Teraz nadszedł czas na szczerość, była tego pewna i powiedziała: „Masz rację co do błędów”. Spojrzała teraz stanowczo w jego oczy. „Ale to nie był tylko napój, Yorke”.
Jego ręce wróciły do jej ramion, a jego ciemne oczy zwróciły jej własne spojrzenie. „Dobrze to słyszeć, ponieważ pasuje do moich myśli o tobie”. Umysł Karen wirował, od dreszczyku tego pocałunku, przez rozczarowanie, że się odsunął, aż po absolutną radość z tego, co właśnie powiedział. Jego uścisk zacieśnił się na jej ramionach, zanim dodał: „Jeśli to ma się wydarzyć między nami, wolałbym, żeby było to naturalne, a nie pod wpływem alkoholu”. Karen zadrżała na obietnicę w jego słowach.
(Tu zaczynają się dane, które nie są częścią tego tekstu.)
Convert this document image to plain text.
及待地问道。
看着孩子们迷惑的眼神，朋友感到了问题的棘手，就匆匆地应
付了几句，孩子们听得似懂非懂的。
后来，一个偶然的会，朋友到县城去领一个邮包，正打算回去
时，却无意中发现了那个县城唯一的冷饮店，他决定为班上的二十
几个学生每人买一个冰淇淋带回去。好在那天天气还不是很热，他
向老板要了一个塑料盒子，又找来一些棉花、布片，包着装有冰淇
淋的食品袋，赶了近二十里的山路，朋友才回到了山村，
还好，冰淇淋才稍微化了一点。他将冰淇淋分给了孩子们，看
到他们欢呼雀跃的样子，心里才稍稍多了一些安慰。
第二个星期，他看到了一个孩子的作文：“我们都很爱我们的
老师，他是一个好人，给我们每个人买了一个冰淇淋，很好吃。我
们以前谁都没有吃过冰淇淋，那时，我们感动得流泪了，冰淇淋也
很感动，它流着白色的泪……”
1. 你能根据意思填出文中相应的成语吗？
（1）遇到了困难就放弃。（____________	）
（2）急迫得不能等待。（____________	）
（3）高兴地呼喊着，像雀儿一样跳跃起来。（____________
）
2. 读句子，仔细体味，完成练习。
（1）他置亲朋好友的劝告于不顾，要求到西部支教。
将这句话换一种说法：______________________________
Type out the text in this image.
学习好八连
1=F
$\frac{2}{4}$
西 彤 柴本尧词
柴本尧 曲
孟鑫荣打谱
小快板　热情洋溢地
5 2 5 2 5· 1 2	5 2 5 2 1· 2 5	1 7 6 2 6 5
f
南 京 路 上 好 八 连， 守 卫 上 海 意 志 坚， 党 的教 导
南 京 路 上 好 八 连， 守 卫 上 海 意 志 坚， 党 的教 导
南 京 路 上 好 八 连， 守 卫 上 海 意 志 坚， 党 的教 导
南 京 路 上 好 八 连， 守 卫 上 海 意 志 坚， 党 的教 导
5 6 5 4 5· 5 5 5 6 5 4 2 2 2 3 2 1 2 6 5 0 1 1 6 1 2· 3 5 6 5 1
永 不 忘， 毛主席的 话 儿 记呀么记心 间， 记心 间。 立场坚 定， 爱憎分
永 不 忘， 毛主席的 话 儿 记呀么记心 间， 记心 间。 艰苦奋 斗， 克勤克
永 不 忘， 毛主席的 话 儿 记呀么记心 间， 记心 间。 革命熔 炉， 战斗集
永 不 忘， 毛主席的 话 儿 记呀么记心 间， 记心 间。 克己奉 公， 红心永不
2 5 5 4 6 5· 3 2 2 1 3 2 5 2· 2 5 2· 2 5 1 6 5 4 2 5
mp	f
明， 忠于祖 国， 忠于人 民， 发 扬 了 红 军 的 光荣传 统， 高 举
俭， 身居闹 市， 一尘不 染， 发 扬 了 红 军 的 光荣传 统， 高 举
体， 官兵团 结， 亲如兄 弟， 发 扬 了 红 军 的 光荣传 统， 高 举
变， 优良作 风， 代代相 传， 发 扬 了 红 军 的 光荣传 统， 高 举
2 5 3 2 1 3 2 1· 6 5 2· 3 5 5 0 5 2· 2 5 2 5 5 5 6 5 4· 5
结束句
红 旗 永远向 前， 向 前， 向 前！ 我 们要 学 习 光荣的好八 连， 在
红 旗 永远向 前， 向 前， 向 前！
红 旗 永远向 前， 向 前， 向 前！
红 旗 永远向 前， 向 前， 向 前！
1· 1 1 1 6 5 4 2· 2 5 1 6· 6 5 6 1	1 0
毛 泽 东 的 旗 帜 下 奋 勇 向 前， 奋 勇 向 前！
Spojrzała mu jeszcze raz w oczy, gdy westchnęła: „Masz rację”. Niechętnie odsunęła się od niego, by spojrzeć w lustro nad kominkiem. Jej cień do powiek rozmazał się pod powiekami, a szminka rozmazała się z jej dolnej wargi.
„Och, teraz to wszystko widzę”, zaśmiała się lekko. „To nie jest atrakcyjna perspektywa”. – To bardzo atrakcyjna perspektywa – powiedział szczerze. „Nie należy lekceważyć”.
– Ale jeden nie do zabrania. Spojrzała na niego z żalem, zanim powiedziała: „Czy wybaczysz mi chwilkę?” Na jego skinienie pospieszyła do łazienki z myślami wciąż kipiącymi od pytań. Czy naprawdę jej pragnął? Jeśli tak, kiedy miałoby to wypłynąć na powierzchnię? Czy mogłaby czekać tak długo? W jej umyśle nie było wątpliwości, że pragnęła po piciu lub nie napić się w jego ramionach.
Umyła twarz, aż lśniła, nałożyła trochę makijażu, pomagając jej odzyskać spokój. Potem wróciła do miejsca, gdzie czekał cierpliwie Yorke. Wstał, gdy weszła, ale machnęła ręką, aby usiadł na swoim miejscu, a siedząc naprzeciwko, przełączyła się w tryb wysokiej wydajności i powiedziała: „Dziękuję, że masz rację.
A teraz powiedz mi, jak mogę pomóc”. Jego gotowy uśmiech podsycił ją i zaczęli rozmawiać o planowaniu. Pięć minut po jedenastej pożegnali się przy jej drzwiach wejściowych. Deszcz przestał padać, ale drzewa i krzewy wydawały się przystrojone bursztynem, gdy krople odbijały żółte światło lampy.
To był kolejny dreszcz emocji, kiedy Yorke wyciągnął rękę i ścisnął ją za rękę w mocnym, ale krótkim uścisku wdzięczności, gdy dziękował jej za posiłek i zaangażowanie. Karen miała nadzieję, że jej oczy wskażą, co czuje. Gdy jego usta delikatnie dotknęły jej ust, gdzieś za nimi rozległ się głośny, nieziemski pisk. Zaskoczeni nawzajem, obaj odwrócili głowy i roześmiali się z pewną ulgą, gdy dwa koty pojawiły się na zacienionym trawniku, twarzą w twarz, z wygiętymi grzbietami. Yorke wydał przerażający pisk i para zniknęła.
Karen spojrzała na niego, przypominając sobie coś z młodości, i powiedziała: „Są dwie rzeczy, których należy zazdrościć zwierzętom: nie wiedzą nic o przyszłym złu ani o tym, co ludzie o nich mówią”. „To bardzo głębokie”. „Wolter pamiętany z uniwersytetu”. – Och, może moglibyśmy kiedyś o tym porozmawiać.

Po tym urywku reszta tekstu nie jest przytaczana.